Doors open at 6 p.m. and the program starts at 7 p.m. For free tickets, visit: https://www.sussexcoalition.org/.

In long-term recovery since 2008, Mr. Herren – who played professionally two years in the NBA with Denver and Boston before playing in Europe and Asia into 2006 – inspires people to initiate conversation on wellness and educate themselves on the disease of addiction.

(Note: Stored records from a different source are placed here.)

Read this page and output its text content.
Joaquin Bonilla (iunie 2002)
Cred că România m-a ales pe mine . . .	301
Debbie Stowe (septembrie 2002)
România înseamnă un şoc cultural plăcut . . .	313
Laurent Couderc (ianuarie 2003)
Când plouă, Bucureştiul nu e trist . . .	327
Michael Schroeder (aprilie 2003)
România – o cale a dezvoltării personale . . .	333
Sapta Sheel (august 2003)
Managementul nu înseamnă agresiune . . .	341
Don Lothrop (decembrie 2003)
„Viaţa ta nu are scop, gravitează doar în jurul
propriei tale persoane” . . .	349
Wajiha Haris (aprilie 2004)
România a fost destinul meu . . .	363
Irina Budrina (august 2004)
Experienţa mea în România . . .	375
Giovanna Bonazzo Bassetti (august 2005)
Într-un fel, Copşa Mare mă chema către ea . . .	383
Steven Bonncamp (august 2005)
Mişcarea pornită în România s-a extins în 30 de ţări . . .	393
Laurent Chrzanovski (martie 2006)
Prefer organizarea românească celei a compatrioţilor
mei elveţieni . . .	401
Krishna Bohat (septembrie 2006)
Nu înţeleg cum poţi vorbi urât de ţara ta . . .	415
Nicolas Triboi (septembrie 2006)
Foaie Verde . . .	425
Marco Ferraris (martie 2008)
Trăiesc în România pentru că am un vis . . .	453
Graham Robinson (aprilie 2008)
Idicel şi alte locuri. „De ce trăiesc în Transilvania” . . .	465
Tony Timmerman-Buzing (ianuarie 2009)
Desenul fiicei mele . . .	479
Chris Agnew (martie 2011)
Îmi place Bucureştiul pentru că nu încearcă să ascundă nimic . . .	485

“It would be great if every youth in this county could hear him speak and realize what you can go through; somebody who had everything and ended up in the street with nothing,” said Mr. Vincent. “And how he survived, it’s amazing. It’s quite a story.”

Join the movement
There are numerous ways to be part of the Delaware Goes Purple movement.
Schools:
• Form a Delaware Goes Purple Club; organize a 5K Purple Walk/Run; Purple Youth Ambassadors;
• Gather items for Blessing Bags;
• Engage athletic teams, band, and student council/government to “Go Purple”; invite speakers to team practices; spread the message- volunteer to give a “Purple Talk.”
• Bring Botvin Prevention Education into the school.
Municipality
• Sponsor advertising and media; campaign gear for local students; financial support;
• Turn the town or city purple (lights, fountains, banners).
Business
• Sponsor an event, gear for events or financial support;
• Sponsor banners for businesses, schools and faith-based communities.
Faith-Based Entities
• Host a Purple event; sponsor or attend a 5K Purple Walk/Run;
• Share messages of support in service program.
Individual
• Wear Purple gear, support Purple events and school-based Purple events.